Words by Sophie McComas

As part of her series for IN BED Journal, Sophie McComas shares films about sleep, dreaming & the bed. View past posts here "There will not be an apology message for this apology message." Bed; it's good for more than snoozing. It's a place for ugly crying and for sick days. It's a classic choice for sex, for wallowing in tears and for snuggling up to your mother for life advice. It's a cocoon and a "fart pod" and in Obvious Child it's all of the above. Some have labeled this film "the abortion comedy" and sure, it's a comedy and it features an abortion, but the two don't actually intermingle as cozily as that label suggests. Born from a Kickstarter project and starring a shining beacon of female comedy, Jenny Slate, this is a film about love. It's also a work about confidence, openness and originality.

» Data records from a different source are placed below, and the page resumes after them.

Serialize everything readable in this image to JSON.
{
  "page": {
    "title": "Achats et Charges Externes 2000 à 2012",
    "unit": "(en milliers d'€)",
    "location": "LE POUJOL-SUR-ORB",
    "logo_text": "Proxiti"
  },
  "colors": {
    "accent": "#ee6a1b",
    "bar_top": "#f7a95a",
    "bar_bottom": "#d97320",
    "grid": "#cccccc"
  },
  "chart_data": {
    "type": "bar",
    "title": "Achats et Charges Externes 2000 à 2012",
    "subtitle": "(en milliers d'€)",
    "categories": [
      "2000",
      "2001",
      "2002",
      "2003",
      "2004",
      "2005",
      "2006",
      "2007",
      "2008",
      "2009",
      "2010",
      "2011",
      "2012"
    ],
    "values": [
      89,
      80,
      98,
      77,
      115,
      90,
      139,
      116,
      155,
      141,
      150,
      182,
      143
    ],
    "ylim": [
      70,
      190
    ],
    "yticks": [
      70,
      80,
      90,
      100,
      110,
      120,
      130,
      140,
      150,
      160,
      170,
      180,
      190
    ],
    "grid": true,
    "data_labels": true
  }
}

Written and directed by Gillian Robespierre, Slate plays Donna Stern, an aspiring stand-up comic living in Williamsburg whose quips and gags make you both squirm with self-recognition and snort with laughter in the same five seconds. She riffs about bodily functions and fluids, her sex life, her mother and her bowels. She's outrageous but with a twist of vulnerability, so when her life spirals after being dumped by her boyfriend and laid off at work, it's easy to champion her when she falls into bed of a drunken eve with the sweet, pressed-chino-wearing Max (Jake Lacy). He's innocent and "so Christian, he's like a Christmas tree." She's wary, sarcastic and fell pregnant after that first night, but he doesn't know it yet. Abortion in Obvious Child isn't treated with abandon or made light of, it's realistic and sad but not devastating. The cold, New York winter setting makes you want to reach into the screen and bundle Donna up safe in a warm blanket, but at a certain point in the film it's clear you don't need to, because she can do that herself, probably while cracking a joke.